The issue becomes problematic if the documentation found does not allow proof of the year in which the intervention was carried out: in this case, it is the technician himself who must attest to this, with a declaration for which he assumes responsibility.

Since this is an assessment of experience and knowledge, the technician is liable - even very severely - only if he has made false statements and thus only if he has voluntarily and knowingly made a statement that does not correspond to the truth.

In seismic zones

The new paragraph 3-bis of Article 36-bis regulates the case of interventions subject to assessment in seismic areas (with the exception of low seismicity areas). For their regularisation, also from the point of view of seismic regulations, the provision recalls and adopts the discipline introduced, in the field of building tolerances, by Article 34-bis, paragraph 3-bis. Putting these provisions together, it emerges that the verification of conformity pursuant to Article 36-bis requires, in the case of works in seismic areas, the attestation of the technician as to compliance with the anti-seismic technical regulations in force at the time the work is carried out. In any case, it remains possible for the One-Stop Shop to request, in the course of this procedure, interventions to comply with the safety requirements of the technical regulations of reference.

Landscape compatibility

At the time of conversion, paragraph 5 of Article 36-bis did not undergo any significant changes on the fulfilments and declarations required from the professional when the prior assessment of the landscape compatibility of the intervention is required for the finalisation of the amnesty.

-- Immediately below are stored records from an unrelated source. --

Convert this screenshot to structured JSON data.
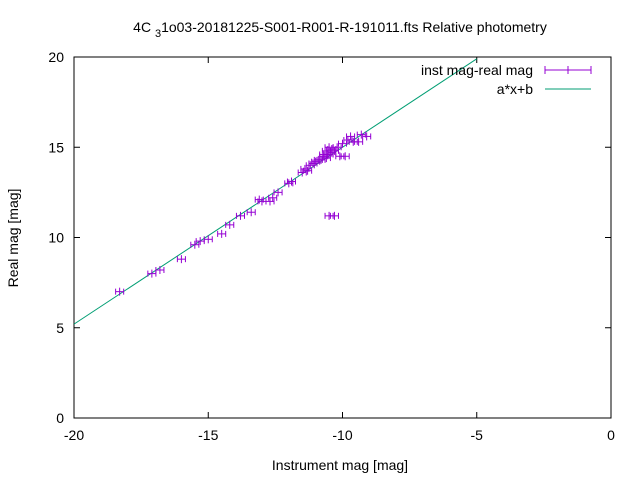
{
  "chart_data": {
    "type": "scatter",
    "title": "4C 31o03-20181225-S001-R001-R-191011.fts Relative photometry",
    "title_parts": {
      "before": "4C ",
      "subscript": "3",
      "after": "1o03-20181225-S001-R001-R-191011.fts Relative photometry"
    },
    "xlabel": "Instrument mag [mag]",
    "ylabel": "Real mag [mag]",
    "xlim": [
      -20,
      0
    ],
    "ylim": [
      0,
      20
    ],
    "x_ticks": [
      -20,
      -15,
      -10,
      -5,
      0
    ],
    "x_tick_labels": [
      "-20",
      "-15",
      "-10",
      "-5",
      "0"
    ],
    "y_ticks": [
      0,
      5,
      10,
      15,
      20
    ],
    "y_tick_labels": [
      "0",
      "5",
      "10",
      "15",
      "20"
    ],
    "grid": false,
    "legend_position": "top-right",
    "series": [
      {
        "name": "inst mag-real mag",
        "kind": "points-with-xerrorbars",
        "color": "#9400d3",
        "x_error": 0.15,
        "points": [
          [
            -18.3,
            7.0
          ],
          [
            -17.1,
            8.0
          ],
          [
            -16.8,
            8.2
          ],
          [
            -16.0,
            8.8
          ],
          [
            -15.5,
            9.6
          ],
          [
            -15.3,
            9.8
          ],
          [
            -15.0,
            9.9
          ],
          [
            -14.5,
            10.2
          ],
          [
            -14.2,
            10.7
          ],
          [
            -13.8,
            11.2
          ],
          [
            -13.4,
            11.4
          ],
          [
            -13.1,
            12.1
          ],
          [
            -13.0,
            12.0
          ],
          [
            -12.7,
            12.0
          ],
          [
            -12.6,
            12.2
          ],
          [
            -12.4,
            12.5
          ],
          [
            -12.0,
            13.0
          ],
          [
            -11.9,
            13.1
          ],
          [
            -11.5,
            13.6
          ],
          [
            -11.4,
            13.8
          ],
          [
            -11.3,
            13.7
          ],
          [
            -11.2,
            14.0
          ],
          [
            -11.1,
            14.1
          ],
          [
            -11.0,
            14.2
          ],
          [
            -10.9,
            14.3
          ],
          [
            -10.8,
            14.3
          ],
          [
            -10.7,
            14.5
          ],
          [
            -10.7,
            14.6
          ],
          [
            -10.6,
            14.4
          ],
          [
            -10.6,
            14.8
          ],
          [
            -10.5,
            14.6
          ],
          [
            -10.5,
            15.0
          ],
          [
            -10.4,
            14.9
          ],
          [
            -10.4,
            14.7
          ],
          [
            -10.3,
            14.8
          ],
          [
            -10.2,
            15.0
          ],
          [
            -10.1,
            14.5
          ],
          [
            -10.0,
            15.2
          ],
          [
            -9.9,
            14.5
          ],
          [
            -9.8,
            15.4
          ],
          [
            -9.7,
            15.6
          ],
          [
            -9.6,
            15.3
          ],
          [
            -9.4,
            15.3
          ],
          [
            -9.3,
            15.7
          ],
          [
            -9.1,
            15.6
          ],
          [
            -10.5,
            11.2
          ],
          [
            -10.3,
            11.2
          ]
        ]
      },
      {
        "name": "a*x+b",
        "kind": "line",
        "color": "#009e73",
        "x": [
          -20,
          -5
        ],
        "y": [
          5.2,
          19.9
        ]
      }
    ]
  }
}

Therefore, the provision that subordinates the ascertainment of conformity to the payment of a sanction, parametralised to the greater amount between the damage caused by the intervention and the profit obtained by the transgression, remains. Recalling Article 167 of Legislative Decree 42/2004, this penalty must therefore be determined on the basis of an appraisal. But not even the conversion has clarified whether this appraisal is to be drawn up by the proceeding administration or by the appointed technician. Practice teaches that the latter gives a representation of data and information useful, for example, to determine the value of the intervention and therefore the profit achieved, so as to allow the administration to calculate and determine the value of the penalty.